Муки и радости - Ирвинг Стоун
Шрифт:
Интервал:
Закладка:
Он нарисовал молодого воина, обращенного спиной к зрителю, — на нем кираса, в руке щит, меч у него под ногами; вот обнаженные юноши схватили свои копья и мечи, не обращая внимания на одежду; вот бывалые, закаленные солдаты, у них мускулистые, крепкие ноги и плечи — они готовы броситься на приближающегося неприятеля о голыми руками: вот три молодых солдата карабкаются на берег из реки; вот центральная группа вокруг Донати — она еще на грани между оцепенением и готовностью к действию; воин, рука которого с судорожной силой высовывается из наброшенной на плечи рубахи; старый солдат с ивовым венком на голове натягивает рейтузы на свои мокрые ноги так остервенело, что, как Микеланджело объяснял Граначчи, «его проступившие под кожей мускулы и сухожилия видны все до единого, и рот его перекошен ненавистью, и все тело мучительно напряглось вплоть до пальцев ног».
Тщательная работа над картоном о КашИне, который Микеланджело называл теперь «Купальщиками», потребовала бы целого года; при молодости и наивысшем расцвете таланта можно было надеяться на завершение труда в шесть месяцев. К 1505 году, через три месяца после начала работы, подчиняясь силе, которую он не в состоянии был сдержать, Микеланджело закончил картон. Сальвадоре, переплетчик, трудился накануне Нового года двое суток, склеивая листы воедино; теперь Арджиенто, Граначчи, Антонио да Сангалло и Микеланджело прикрепили картон к легкой раме и поставили его у задней стены. Мастерская была словно бы забита полусотней отчаявшихся, застигнутых бедой полуголых солдат. Тут был и цепенящий ужас, и страх неминуемой гибели, а рядом с этим прорывалось и брало верх мужество: внезапности катастрофы противостояло поспешное и точное действие.

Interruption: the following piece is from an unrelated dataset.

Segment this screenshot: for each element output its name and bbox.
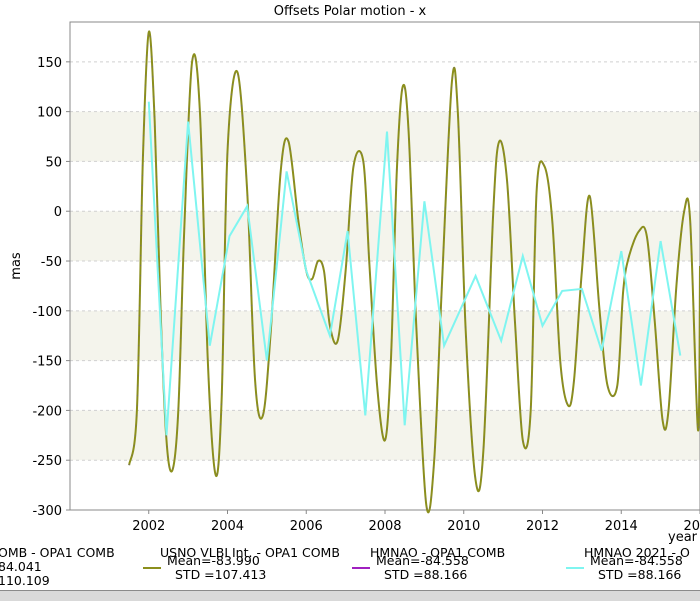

Граначчи стоял, завороженный бешеной силой этих людей, оказавшихся на грани жизни и смерти, и следил, как каждый из них выказывает в трагическую минуту свой характер и волю. Могущество графики Микеланджело-его поразило.
— Странно, очень, странно, — бормотал он. — Такой простей сюжет — а рождается великое искусство! — Микеланджело ничего не ответил приятелю; а Граначчи продолжал: — Тебе надо открыть двери мастерской для всех, пусть люди увидят, что ты создал.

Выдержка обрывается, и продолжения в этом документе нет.